There was good bread in North Dakota all right. It was baked at home by people whose Scandinavian culinary history was rich, if utterly foreign to me. The Norwegian families I knew baked thin pancake like lefse similar to a tortilla, but made with flour and potatoes rather than masa harina. They baked rye and whole wheat bread, delicate pastries, delectable cookies richly flavored cakes and pies. A friend who had perfected her culinary skills at the kitchen of Eastern European Jewish immigrants, took pity on me. Under her tutelage I progressed from basic English muffin bread, to hamburger to bagels, golden braided Challah. I found a little health food store that carried a large variety of grain and flour with lecithin thrown in as a better for you baked goods preservative. I have been baking bread ever since.
Throughout my bread baking career I had two memorable disasters. The first was when I added so much salt to the dough–I am incapable of talking and mixing dough simultaneously–that the bread ended up tasting like a pretzel. The latest disaster happened yesterday when I prepared a a double batch of honey one bread minus the yeast. Actually, yesterday disaster was averted by a little risk taking. Once I realised that the dough had not risen, I decided that adding the yeast at that stage might just work.
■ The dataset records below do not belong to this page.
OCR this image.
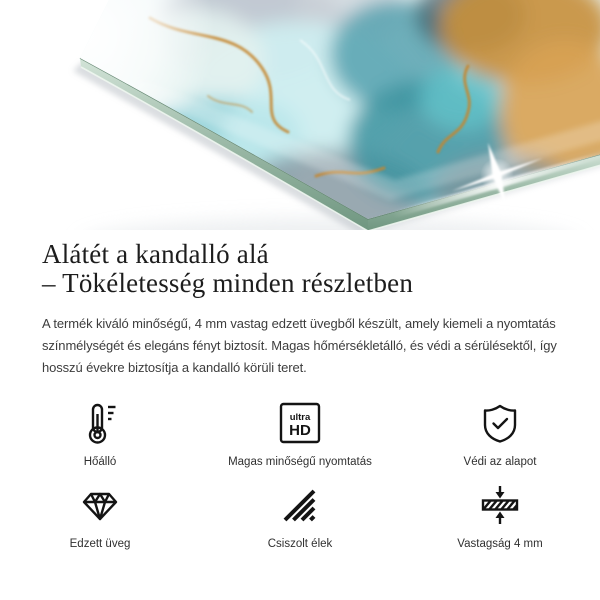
Alátét a kandalló alá
– Tökéletesség minden részletben

A termék kiváló minőségű, 4 mm vastag edzett üvegből készült, amely kiemeli a nyomtatás színmélységét és elegáns fényt biztosít. Magas hőmérsékletálló, és védi a sérülésektől, így hosszú évekre biztosítja a kandalló körüli teret.

Hőálló
ultra
HD
Magas minőségű nyomtatás	Védi az alapot
Edzett üveg	Csiszolt élek	Vastagság 4 mm
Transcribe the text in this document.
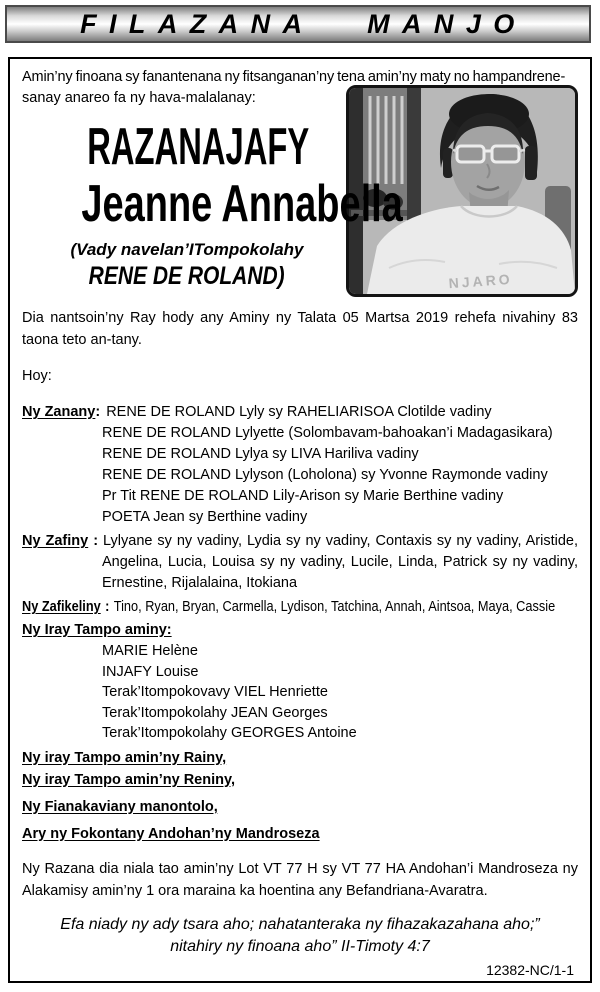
FILAZANA MANJO
Amin’ny finoana sy fanantenana ny fitsanganan’ny tena amin’ny maty no hampandrene-
sanay anareo fa ny hava-malalanay:
NJARO
RAZANAJAFY
Jeanne Annabella
(Vady navelan’ITompokolahy
RENE DE ROLAND)

Dia nantsoin’ny Ray hody any Aminy ny Talata 05 Martsa 2019 rehefa nivahiny 83 taona teto an-tany.

Hoy:

Ny Zanany: RENE DE ROLAND Lyly sy RAHELIARISOA Clotilde vadiny
RENE DE ROLAND Lylyette (Solombavam-bahoakan’i Madagasikara)
RENE DE ROLAND Lylya sy LIVA Hariliva vadiny
RENE DE ROLAND Lylyson (Loholona) sy Yvonne Raymonde vadiny
Pr Tit RENE DE ROLAND Lily-Arison sy Marie Berthine vadiny
POETA Jean sy Berthine vadiny

Ny Zafiny : Lylyane sy ny vadiny, Lydia sy ny vadiny, Contaxis sy ny vadiny, Aristide, Angelina, Lucia, Louisa sy ny vadiny, Lucile, Linda, Patrick sy ny vadiny, Ernestine, Rijalalaina, Itokiana

Ny Zafikeliny : Tino, Ryan, Bryan, Carmella, Lydison, Tatchina, Annah, Aintsoa, Maya, Cassie
Ny Iray Tampo aminy:
MARIE Helène
INJAFY Louise
Terak’Itompokovavy VIEL Henriette
Terak’Itompokolahy JEAN Georges
Terak’Itompokolahy GEORGES Antoine
Ny iray Tampo amin’ny Rainy,
Ny iray Tampo amin’ny Reniny,
Ny Fianakaviany manontolo,
Ary ny Fokontany Andohan’ny Mandroseza

Ny Razana dia niala tao amin’ny Lot VT 77 H sy VT 77 HA Andohan’i Mandroseza ny Alakamisy amin’ny 1 ora maraina ka hoentina any Befandriana-Avaratra.

Efa niady ny ady tsara aho; nahatanteraka ny fihazakazahana aho;”
nitahiry ny finoana aho” II-Timoty 4:7
12382-NC/1-1
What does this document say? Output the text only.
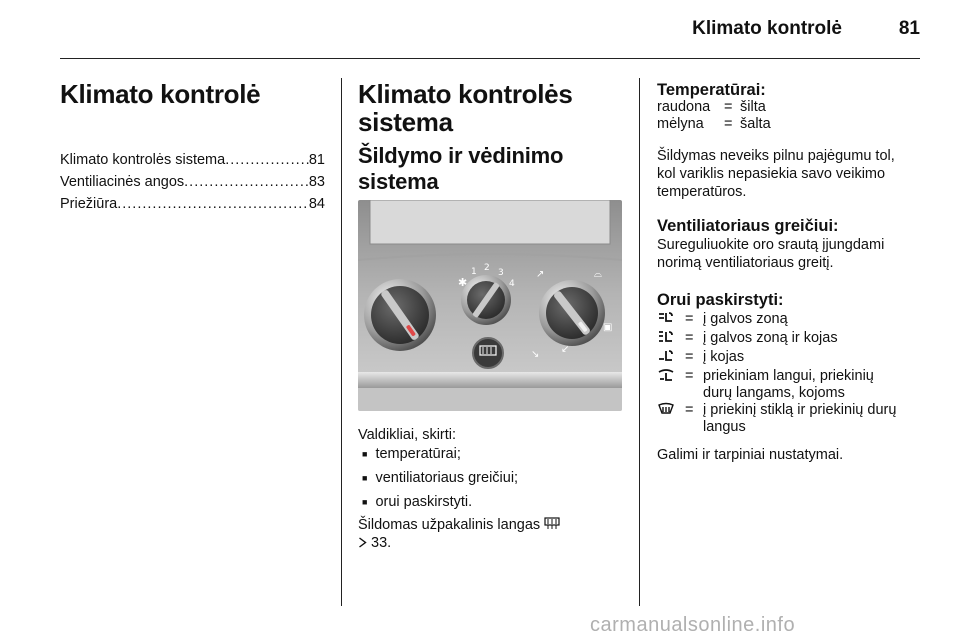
Klimato kontrolė	81
Klimato kontrolė
Klimato kontrolės sistema .....	81
Ventiliacinės angos .....	83
Priežiūra .....	84
Klimato kontrolės
sistema
Šildymo ir vėdinimo
sistema
✱
1 2 3
4
↗	⌓
↘ ↙
▣
Valdikliai, skirti:
■ temperatūrai;
■ ventiliatoriaus greičiui;
■ orui paskirstyti.
Šildomas užpakalinis langas
33.
Temperatūrai:
raudona	=	šilta
mėlyna	=	šalta
Šildymas neveiks pilnu pajėgumu tol,
kol variklis nepasiekia savo veikimo
temperatūros.
Ventiliatoriaus greičiui:
Sureguliuokite oro srautą įjungdami
norimą ventiliatoriaus greitį.
Orui paskirstyti:
	=	į galvos zoną
	=	į galvos zoną ir kojas
	=	į kojas
	=	priekiniam langui, priekinių
durų langams, kojoms

	=	į priekinį stiklą ir priekinių durų
langus
Galimi ir tarpiniai nustatymai.
carmanualsonline.info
If it didn’t, I’d have to settle for matzos.
I dissolved the yeast without using a thermometer–another example of risky behavior in the kitchen–and kneaded it into the load. It worked. I got the four beautiful loaves pictured above. One of them I will share with friends with whom I am having lunch tomorrow. It is my belief that baking bread is good, but breaking bread with friends is better.